Tiefentladung
auch: Tiefenentladung
Das fast vollständige Entleeren einer Batterie, das besonders Bleibatterien dauerhaft schädigen kann.
Tiefentladung bezeichnet das fast vollständige Entleeren einer Batterie. Bei Blei-Batterien (Säure, Gel, AGM) ist das schädlich: Sinkt die Spannung zu tief, bilden sich dauerhaft schwer rücklösbare Bleisulfat-Kristalle (Sulfatierung), und die Kapazität geht unwiederbringlich verloren.
Welche Batterie wie viel verträgt
Entscheidend ist die Entladetiefe: Blei-Batterien sollten nur etwa zur Hälfte entladen werden, um lange zu halten. Lithium-Batterien (LiFePO₄) vertragen dagegen eine viel tiefere Entladung (oft 80–90 %) und sind durch ihr Batteriemanagement vor schädlicher Tiefentladung geschützt.

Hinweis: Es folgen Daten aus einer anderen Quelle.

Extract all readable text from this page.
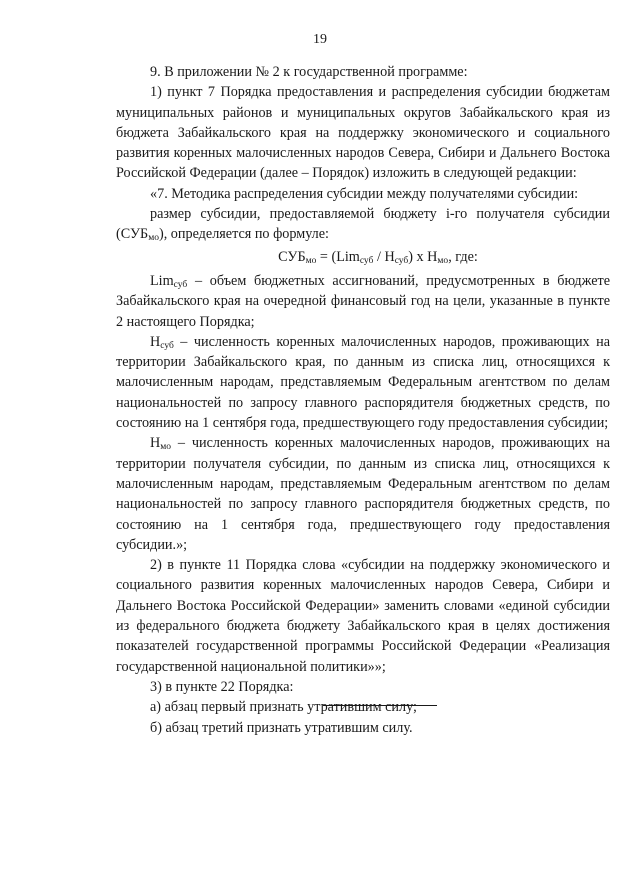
19

9. В приложении № 2 к государственной программе:

1) пункт 7 Порядка предоставления и распределения субсидии бюджетам муниципальных районов и муниципальных округов Забайкальского края из бюджета Забайкальского края на поддержку экономического и социального развития коренных малочисленных народов Севера, Сибири и Дальнего Востока Российской Федерации (далее – Порядок) изложить в следующей редакции:

«7. Методика распределения субсидии между получателями субсидии:

размер субсидии, предоставляемой бюджету i-го получателя субсидии $(СУБ_{мо})$, определяется по формуле:

$СУБ_{мо} = (Lim_{суб} / Н_{суб})$ х $Н_{мо}$, где:

Lim$_{суб}$ – объем бюджетных ассигнований, предусмотренных в бюджете Забайкальского края на очередной финансовый год на цели, указанные в пункте 2 настоящего Порядка;

$Н_{суб}$ – численность коренных малочисленных народов, проживающих на территории Забайкальского края, по данным из списка лиц, относящихся к малочисленным народам, представляемым Федеральным агентством по делам национальностей по запросу главного распорядителя бюджетных средств, по состоянию на 1 сентября года, предшествующего году предоставления субсидии;

$Н_{мо}$ – численность коренных малочисленных народов, проживающих на территории получателя субсидии, по данным из списка лиц, относящихся к малочисленным народам, представляемым Федеральным агентством по делам национальностей по запросу главного распорядителя бюджетных средств, по состоянию на 1 сентября года, предшествующего году предоставления субсидии.»;

2) в пункте 11 Порядка слова «субсидии на поддержку экономического и социального развития коренных малочисленных народов Севера, Сибири и Дальнего Востока Российской Федерации» заменить словами «единой субсидии из федерального бюджета бюджету Забайкальского края в целях достижения показателей государственной программы Российской Федерации «Реализация государственной национальной политики»»;

3) в пункте 22 Порядка:

а) абзац первый признать утратившим силу;

б) абзац третий признать утратившим силу.
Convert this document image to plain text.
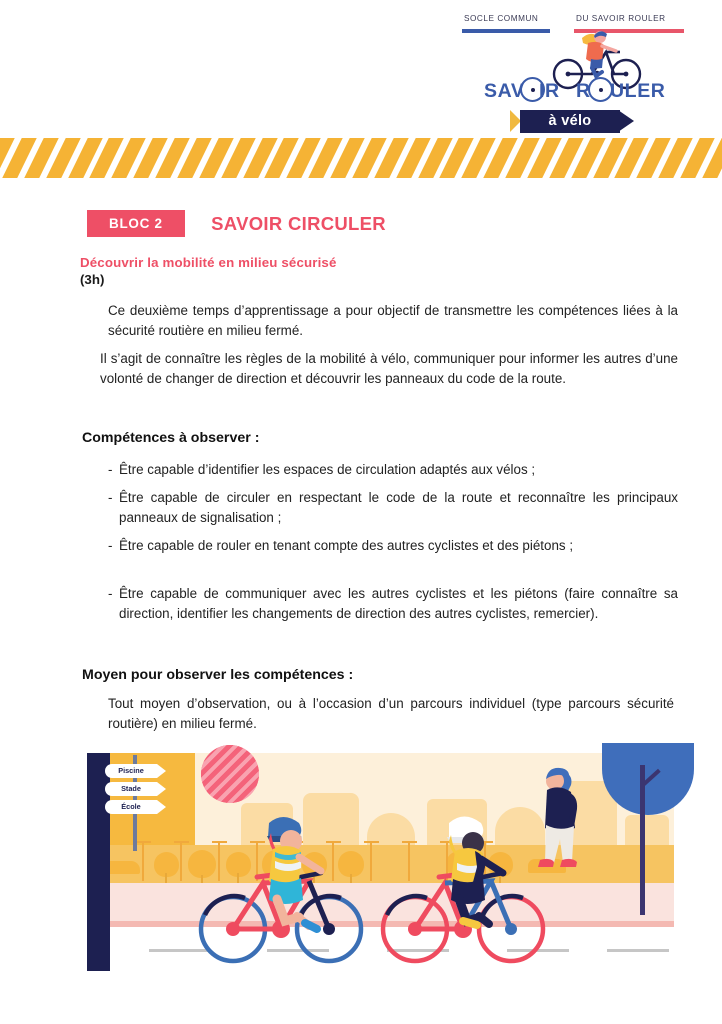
SOCLE COMMUN	DU SAVOIR ROULER
SAV IR R ULER
à vélo
BLOC 2	SAVOIR CIRCULER
Découvrir la mobilité en milieu sécurisé
(3h)

Ce deuxième temps d’apprentissage a pour objectif de transmettre les compétences liées à la sécurité routière en milieu fermé.

Il s’agit de connaître les règles de la mobilité à vélo, communiquer pour informer les autres d’une volonté de changer de direction et découvrir les panneaux du code de la route.

Compétences à observer :
- Être capable d’identifier les espaces de circulation adaptés aux vélos ;
- Être capable de circuler en respectant le code de la route et reconnaître les principaux panneaux de signalisation ;
- Être capable de rouler en tenant compte des autres cyclistes et des piétons ;
- Être capable de communiquer avec les autres cyclistes et les piétons (faire connaître sa direction, identifier les changements de direction des autres cyclistes, remercier).
Moyen pour observer les compétences :

Tout moyen d’observation, ou à l’occasion d’un parcours individuel (type parcours sécurité routière) en milieu fermé.

Piscine
Stade
École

Im Wohnwagen droht Tiefentladung vor allem beim autarken Stehen ohne Nachladen und in der Winterpause, wenn die Selbstentladung plus Standby-Verbraucher die Batterie langsam leeren. Ein vergessener Verbraucher kann eine Bleibatterie über Wochen ruinieren.
Vorbeugen heißt: den Ladezustand im Blick behalten (idealerweise per Shunt/Batteriecomputer), rechtzeitig nachladen, größere Verbraucher bei langer Standzeit trennen und mit Solar oder Erhaltungsladung gegenhalten. So vermeidest du den teuren Batterietod durch Tiefentladung. Viele Bordsysteme besitzen einen Tiefentladeschutz, der Verbraucher bei kritischem Ladestand automatisch abschaltet – verlassen sollte man sich allein darauf aber nicht. Wer den Wohnwagen länger abstellt, lädt die Batterie vorher voll und kontrolliert den Stand über den Winter in Abständen, um rechtzeitig nachzuladen.